Low vitamin D levels may raise risk of Type 1 diabetes
Washington, February 5 : Having adequate levels of vitamin D during young adulthood may nearly halve the risk of adult-onset type 1 diabetes, according to researchers at Harvard School of Public Health (HSPH).
"It is surprising that a serious disease such as type 1 diabetes could perhaps be prevented by a simple and safe intervention," said lead author Kassandra Munger, research associate in the Department of Nutrition at Harvard School of Public Health.
In type 1 diabetes (once called juvenile-onset or insulin-dependent diabetes), the body's immune system attacks and permanently disables the insulin-making cells in the pancreas.
The researchers conducted a prospective case-control study of U.S. military personnel on active duty, using blood samples from the Department of Defense Serum Repository, which contains more than 40 million samples collected from 8 million military personnel since the mid-1980s.

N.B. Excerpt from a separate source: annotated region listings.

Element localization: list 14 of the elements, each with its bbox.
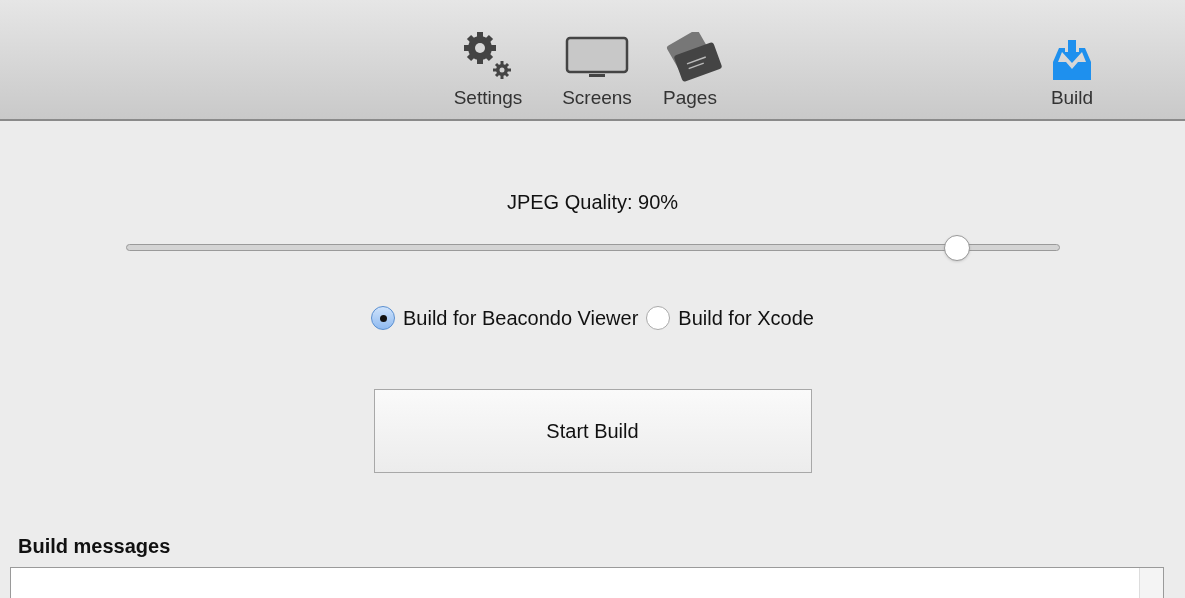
quality-slider[interactable] [125, 235, 1060, 261]
radio-label[interactable]: Build for Xcode [678, 303, 814, 333]
toolbar-tab[interactable]: Screens [562, 83, 632, 112]
messages-label: Build messages [18, 534, 172, 559]
toolbar-tab[interactable]: Pages [663, 83, 717, 112]
quality-label: JPEG Quality: 90% [506, 190, 679, 215]
start-build-button[interactable]: Start Build [373, 389, 812, 473]
scroll-bar[interactable] [1139, 568, 1163, 598]
slider-thumb[interactable] [943, 235, 970, 261]
radio-button[interactable] [371, 306, 395, 330]
radio-label[interactable]: Build for Beacondo Viewer [403, 303, 639, 333]
radio-button[interactable] [646, 306, 671, 330]
toolbar-tab[interactable]: Build [1050, 83, 1094, 112]
toolbar-tab[interactable]: Settings [453, 83, 523, 112]
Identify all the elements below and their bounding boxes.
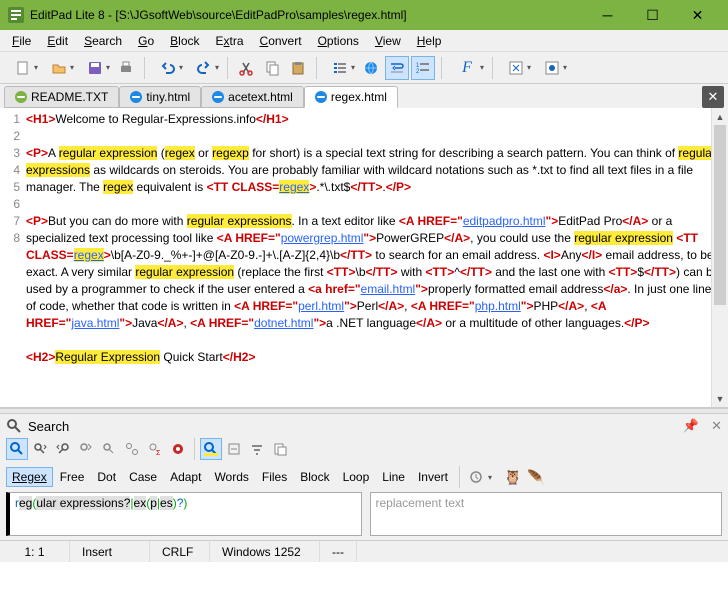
vertical-scrollbar[interactable]: ▲ ▼ <box>711 108 728 407</box>
count-button[interactable]: Σ <box>144 438 166 460</box>
find-next-button[interactable] <box>29 438 51 460</box>
maximize-button[interactable]: ☐ <box>630 0 675 30</box>
history-button[interactable] <box>465 466 487 488</box>
open-button[interactable]: ▾ <box>42 56 76 80</box>
tab-label: regex.html <box>331 90 387 104</box>
find-prev-button[interactable] <box>52 438 74 460</box>
status-position[interactable]: 1: 1 <box>0 541 70 562</box>
tab-readme[interactable]: README.TXT <box>4 86 119 108</box>
search-panel: Search 📌 ✕ Σ Regex Free Dot Case Adapt W… <box>0 414 728 540</box>
find-first-button[interactable] <box>6 438 28 460</box>
menubar: File Edit Search Go Block Extra Convert … <box>0 30 728 52</box>
menu-block[interactable]: Block <box>164 32 205 50</box>
tab-acetext[interactable]: acetext.html <box>201 86 304 108</box>
opt-case[interactable]: Case <box>123 467 163 487</box>
search-input[interactable]: reg(ular expressions?|ex(p|es)?) <box>6 492 362 536</box>
save-button[interactable]: ▾ <box>78 56 112 80</box>
close-button[interactable]: ✕ <box>675 0 720 30</box>
tab-tiny[interactable]: tiny.html <box>119 86 201 108</box>
instant-button[interactable] <box>167 438 189 460</box>
opt-regex[interactable]: Regex <box>6 467 53 487</box>
regexmagic-button[interactable]: 🪶 <box>525 466 547 488</box>
menu-search[interactable]: Search <box>78 32 128 50</box>
tools2-button[interactable]: ▾ <box>535 56 569 80</box>
search-toolbar: Σ <box>6 436 722 462</box>
document-tabs: README.TXT tiny.html acetext.html regex.… <box>0 84 728 108</box>
browser-button[interactable] <box>359 56 383 80</box>
menu-convert[interactable]: Convert <box>254 32 308 50</box>
pin-icon[interactable]: 📌 <box>683 418 699 434</box>
menu-file[interactable]: File <box>6 32 37 50</box>
status-mode[interactable]: Insert <box>70 541 150 562</box>
minimize-button[interactable]: ─ <box>585 0 630 30</box>
replace-next-button[interactable] <box>98 438 120 460</box>
scroll-thumb[interactable] <box>714 125 726 305</box>
search-icon <box>6 418 22 434</box>
opt-files[interactable]: Files <box>256 467 293 487</box>
font-button[interactable]: F▾ <box>448 56 486 80</box>
menu-go[interactable]: Go <box>132 32 160 50</box>
copy-matches-button[interactable] <box>269 438 291 460</box>
opt-words[interactable]: Words <box>208 467 254 487</box>
fold-button[interactable] <box>223 438 245 460</box>
status-extra: --- <box>320 541 357 562</box>
highlight-button[interactable] <box>200 438 222 460</box>
cut-button[interactable] <box>234 56 258 80</box>
status-encoding[interactable]: Windows 1252 <box>210 541 320 562</box>
undo-button[interactable]: ▾ <box>151 56 185 80</box>
tab-label: README.TXT <box>31 90 108 104</box>
code-content[interactable]: <H1>Welcome to Regular-Expressions.info<… <box>24 108 728 407</box>
replace-all-button[interactable] <box>121 438 143 460</box>
search-options: Regex Free Dot Case Adapt Words Files Bl… <box>6 464 722 490</box>
menu-edit[interactable]: Edit <box>41 32 74 50</box>
file-icon <box>130 91 142 103</box>
wordwrap-button[interactable] <box>385 56 409 80</box>
menu-extra[interactable]: Extra <box>210 32 250 50</box>
menu-view[interactable]: View <box>369 32 407 50</box>
menu-options[interactable]: Options <box>312 32 365 50</box>
svg-text:Σ: Σ <box>156 450 161 456</box>
tab-regex[interactable]: regex.html <box>304 86 398 108</box>
tools1-button[interactable]: ▾ <box>499 56 533 80</box>
new-button[interactable]: ▾ <box>6 56 40 80</box>
app-icon <box>8 7 24 23</box>
menu-help[interactable]: Help <box>411 32 448 50</box>
statusbar: 1: 1 Insert CRLF Windows 1252 --- <box>0 540 728 562</box>
status-eol[interactable]: CRLF <box>150 541 210 562</box>
copy-button[interactable] <box>260 56 284 80</box>
window-title: EditPad Lite 8 - [S:\JGsoftWeb\source\Ed… <box>30 8 585 22</box>
opt-loop[interactable]: Loop <box>337 467 376 487</box>
opt-dot[interactable]: Dot <box>91 467 122 487</box>
opt-adapt[interactable]: Adapt <box>164 467 207 487</box>
file-icon <box>212 91 224 103</box>
tab-label: tiny.html <box>146 90 190 104</box>
search-header-label: Search <box>28 419 69 434</box>
tab-label: acetext.html <box>228 90 293 104</box>
opt-invert[interactable]: Invert <box>412 467 454 487</box>
close-search-icon[interactable]: ✕ <box>711 418 722 434</box>
file-icon <box>15 91 27 103</box>
tab-close-button[interactable]: ✕ <box>702 86 724 108</box>
linenumbers-button[interactable]: 12 <box>411 56 435 80</box>
line-gutter: 123 4 5 6 78 <box>0 108 24 407</box>
replace-input[interactable]: replacement text <box>370 492 723 536</box>
opt-line[interactable]: Line <box>376 467 411 487</box>
paste-button[interactable] <box>286 56 310 80</box>
scroll-down-arrow[interactable]: ▼ <box>712 390 728 407</box>
replace-button[interactable] <box>75 438 97 460</box>
filter-button[interactable] <box>246 438 268 460</box>
list-button[interactable]: ▾ <box>323 56 357 80</box>
editor-area[interactable]: 123 4 5 6 78 <H1>Welcome to Regular-Expr… <box>0 108 728 408</box>
print-button[interactable] <box>114 56 138 80</box>
file-icon <box>315 91 327 103</box>
regexbuddy-button[interactable]: 🦉 <box>502 466 524 488</box>
opt-block[interactable]: Block <box>294 467 335 487</box>
svg-text:2: 2 <box>416 69 420 75</box>
scroll-up-arrow[interactable]: ▲ <box>712 108 728 125</box>
titlebar: EditPad Lite 8 - [S:\JGsoftWeb\source\Ed… <box>0 0 728 30</box>
toolbar: ▾ ▾ ▾ ▾ ▾ ▾ 12 F▾ ▾ ▾ <box>0 52 728 84</box>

Identifying 310 individuals diagnosed with type 1 diabetes between 1997 and 2009, the team examined blood samples taken before onset of the disease, and compared the samples with those of 613 people in a control group.
The researchers found that white, non-Hispanic, healthy young adults with higher serum levels (>75 nmol/L) of vitamin D had about half the risk of developing type 1 diabetes than those with the lowest levels of vitamin D (<75 nmol/L). Although the researchers found no significant association among Hispanics and blacks, the authors said this may be due to the small number of individuals in these groups.
"The risk of type 1 diabetes appears to be increased even at vitamin D levels that are commonly regarded as normal, suggesting that a substantial proportion of the population could benefit from increased vitamin D intake," said Alberto Ascherio, professor of epidemiology and nutrition at HSPH, the study's senior author.
The study will be published in the American Journal of Epidemiology.